Before long, my spine tenses and my dick tightens and I pull out just in time to watch my cum shoot out in warm jets all over her back. The noise that comes out of me as I let go sounds more animal than human. It sounds like a monster, but it feels like freedom.

For a long time, I stand here, waiting for every drop to release, watching her spine move with her breathing again. Minutes go by while I wait for the shame to creep in.

“Get me a towel,” she says in a breathless command.

It feels like waking up as I go to the bathroom, not daring to look at my reflection in the mirror before I grab a towel off the rack, returning to wipe the mess from her back.

Then everything becomes quiet and awkward. I can’t quite tell if this is shame or disappointment with myself, but I stare at her as she pulls her clothes back on.

Was I too rough?
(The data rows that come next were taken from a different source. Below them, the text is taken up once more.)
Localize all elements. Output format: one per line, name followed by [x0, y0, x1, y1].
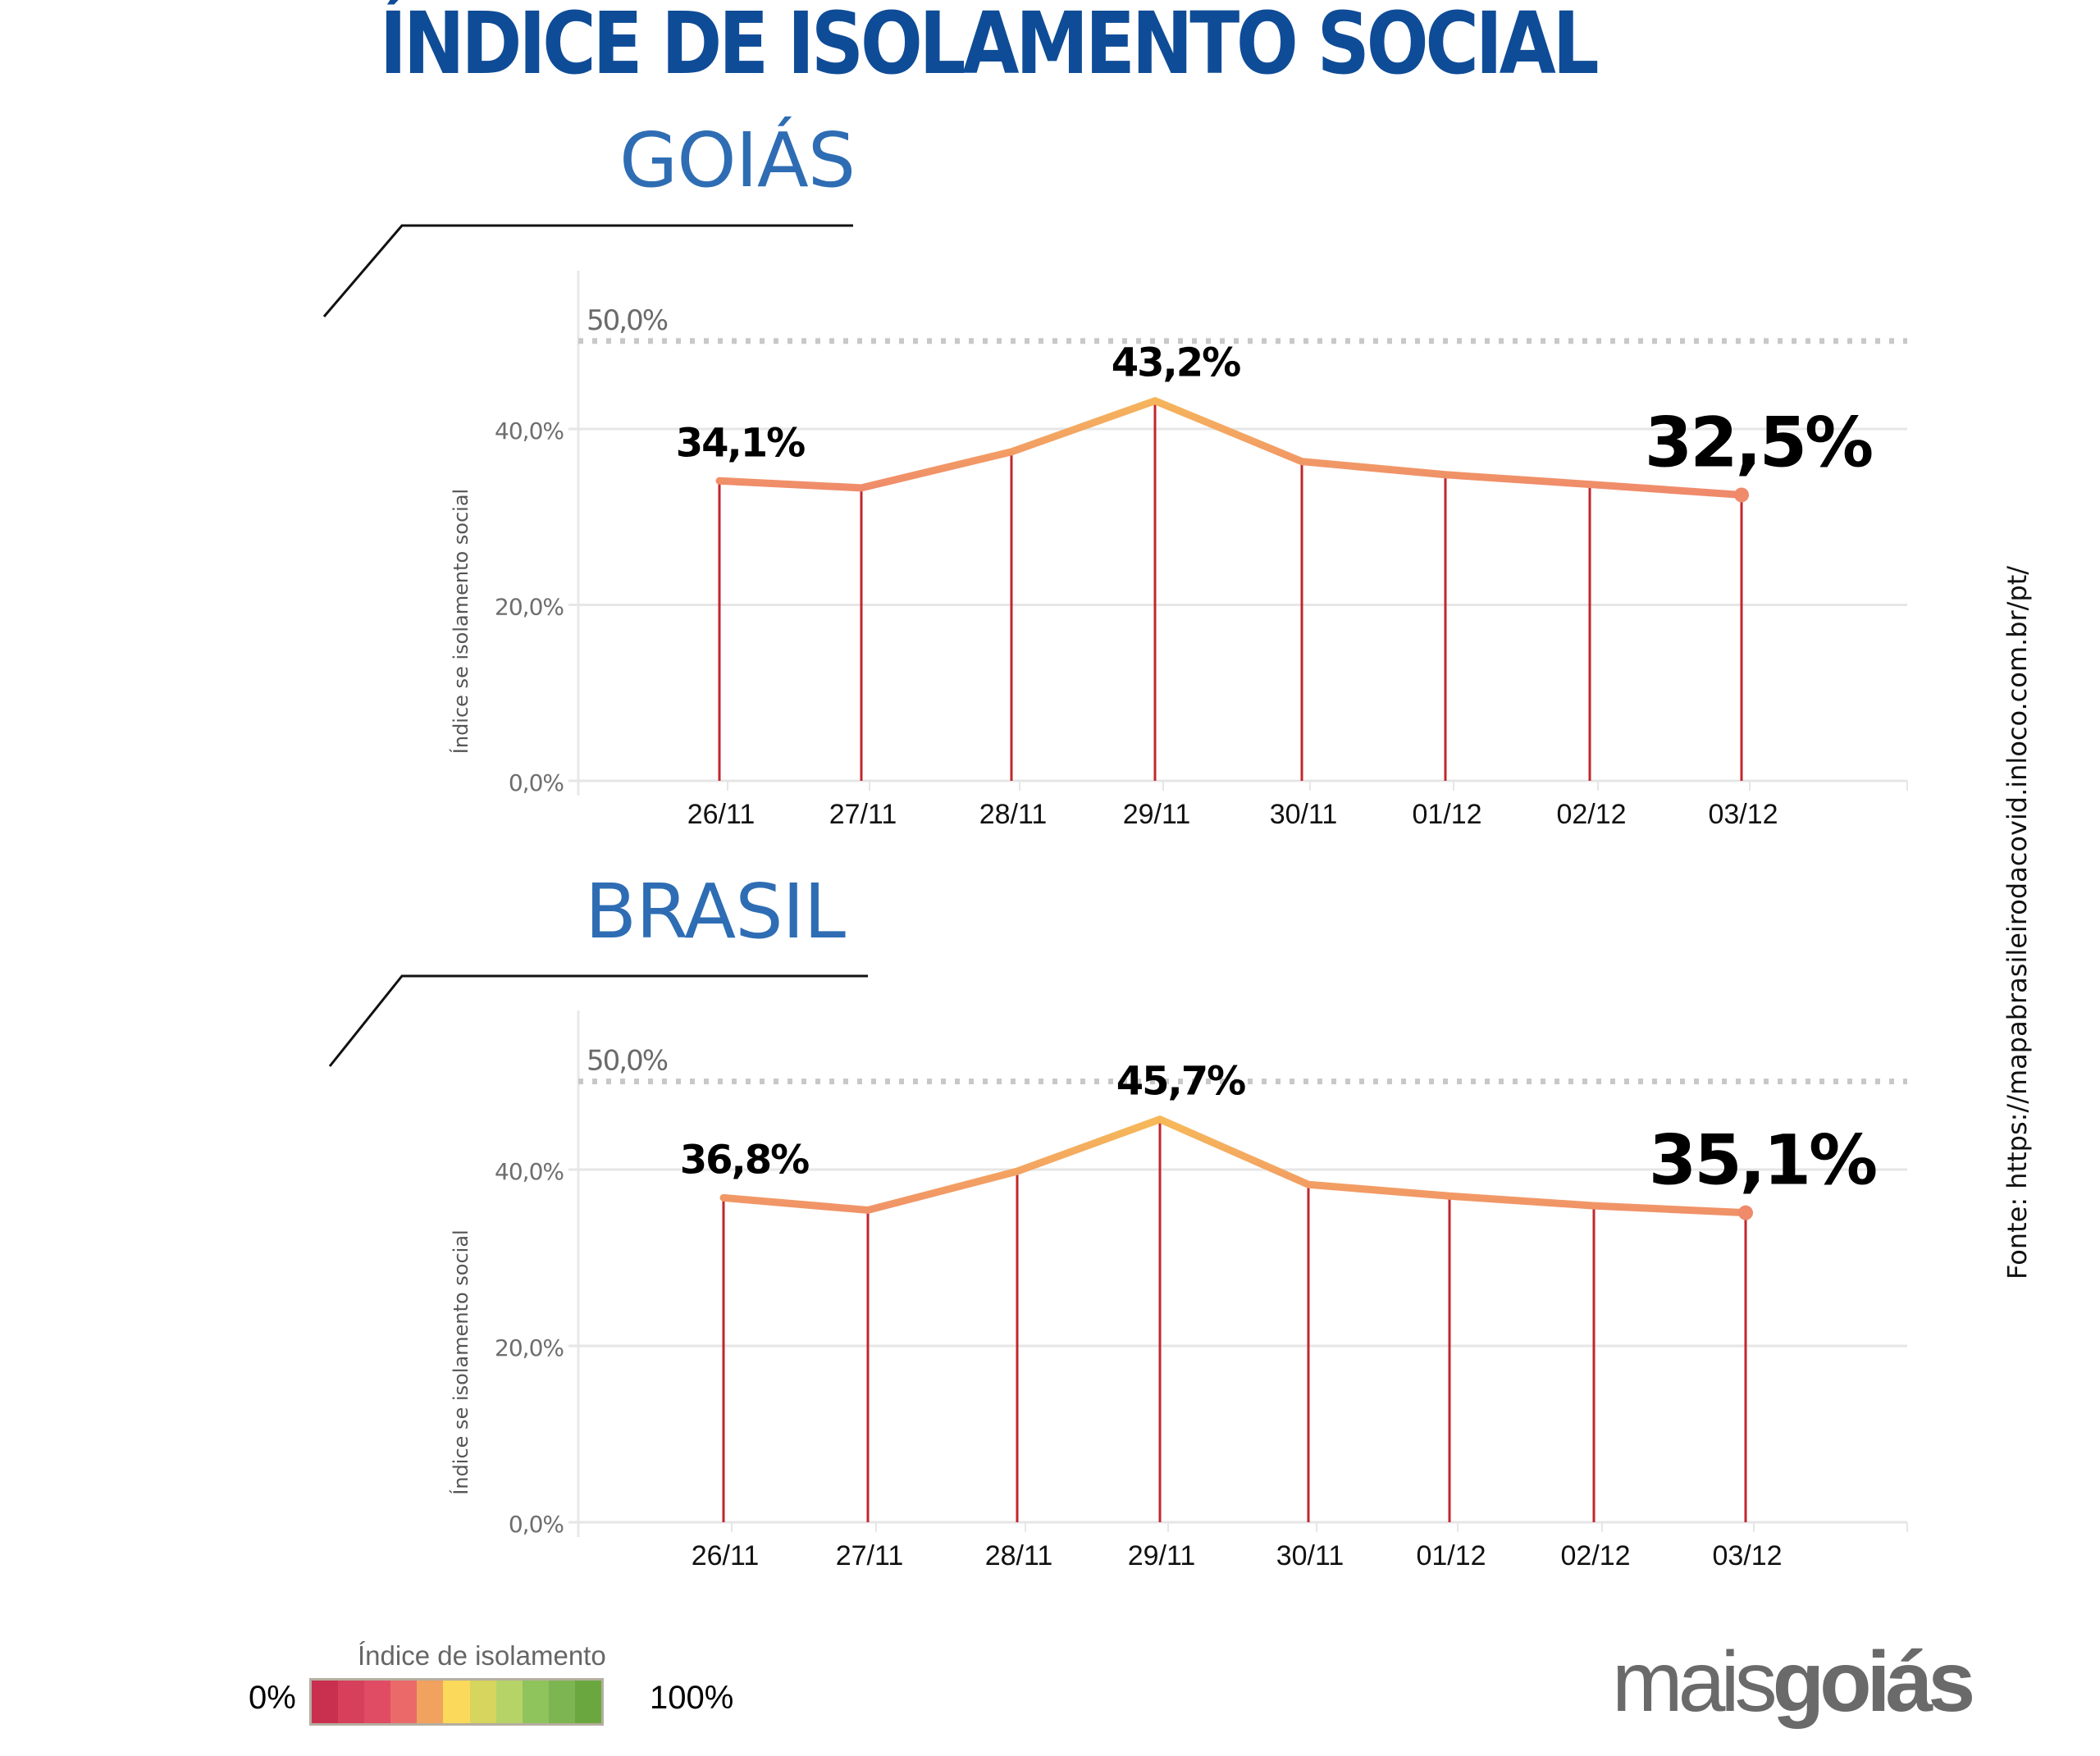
- legend-swatch: [312, 1681, 339, 1723]
- logo-part-mais: mais: [1612, 1635, 1778, 1730]
- y-tick-label: 0,0%: [509, 769, 564, 796]
- goias-decor-line: [322, 224, 853, 317]
- goias-chart: 0,0% 20,0% 40,0% 50,0% Índice se isolamento …: [449, 271, 1908, 830]
- brasil-section-title: BRASIL: [585, 868, 846, 956]
- x-tick-label: 01/12: [1412, 799, 1481, 830]
- reference-line-label: 50,0%: [587, 304, 668, 337]
- data-point: [716, 477, 723, 484]
- x-tick-label: 26/11: [692, 1540, 760, 1571]
- data-point: [1591, 1202, 1597, 1209]
- x-tick-label: 30/11: [1270, 799, 1338, 830]
- data-label: 45,7%: [1116, 1059, 1245, 1105]
- end-point-marker: [1738, 1205, 1753, 1220]
- y-tick-label: 20,0%: [495, 1334, 564, 1361]
- data-point: [865, 1206, 871, 1213]
- x-tick-label: 03/12: [1708, 799, 1778, 830]
- main-title: ÍNDICE DE ISOLAMENTO SOCIAL: [379, 0, 1600, 94]
- data-point: [858, 485, 865, 491]
- brasil-decor-line: [328, 974, 868, 1067]
- brasil-chart: 0,0% 20,0% 40,0% 50,0% Índice se isolamento …: [449, 1010, 1908, 1571]
- y-tick-label: 0,0%: [509, 1511, 564, 1538]
- end-point-marker: [1734, 487, 1749, 503]
- legend-min-label: 0%: [249, 1680, 296, 1716]
- x-tick-label: 02/12: [1560, 1540, 1630, 1571]
- data-point: [1442, 472, 1449, 478]
- data-point: [1586, 481, 1593, 488]
- data-point: [1299, 458, 1305, 465]
- goias-section-title: GOIÁS: [619, 116, 856, 204]
- data-label: 43,2%: [1112, 340, 1240, 386]
- reference-line-label: 50,0%: [587, 1045, 668, 1078]
- data-point: [1014, 1168, 1020, 1174]
- x-tick-label: 02/12: [1556, 799, 1626, 830]
- legend-swatch: [469, 1681, 496, 1723]
- data-point: [1305, 1181, 1312, 1188]
- legend-swatch: [417, 1681, 444, 1723]
- x-tick-label: 29/11: [1123, 799, 1191, 830]
- x-tick-label: 27/11: [829, 799, 897, 830]
- data-point: [1738, 491, 1745, 498]
- data-point: [1152, 398, 1158, 404]
- x-tick-label: 29/11: [1128, 1540, 1196, 1571]
- legend-title: Índice de isolamento: [358, 1640, 606, 1671]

Did she come? Did I do the right thing?

As I stare at her, pulling her pink hair into a ponytail and wiping the running makeup from her eyes, I realize that Sage and I truly are from two different worlds. We couldn’t be less compatible, and I’d be an even bigger asshole if I tried to pretend that it didn’t have anything to do with status and wealth. It has created two completely different people who will never see eye to eye.

“You can still stay,” she mumbles awkwardly as she moves toward her bedroom.

I clear my throat and zip up my pants. “Thanks, but I’m going to go.”

“Fine,” she mutters with her back to me.

“You’re…okay, right?” I ask, wanting to reach for her.

With a huff, she turns toward me with a sad smile. “Don’t try to be the nice guy now.”

I let my hands fall to my sides as I shrug. “I can’t help it.”

“Night, Adam,” she says, pinching her lips together and backing away, moving toward the door that leads to her bedroom.

“Night, Sage. Thanks again.” I awkwardly point to my nose.

Holding her arms crossed in front of her body, she lets her gaze linger on my face a moment, and I can tell there’s something heavy weighing on her mind. I wait for a moment before she finally mutters quietly.

“I wish there was a way we could make them both pay.”

A short huff escapes my lips.

“I’m not the revenge type,” I reply.

“It wouldn’t be revenge,” she says. Before disappearing through the door, she softly adds, “It would be atonement.”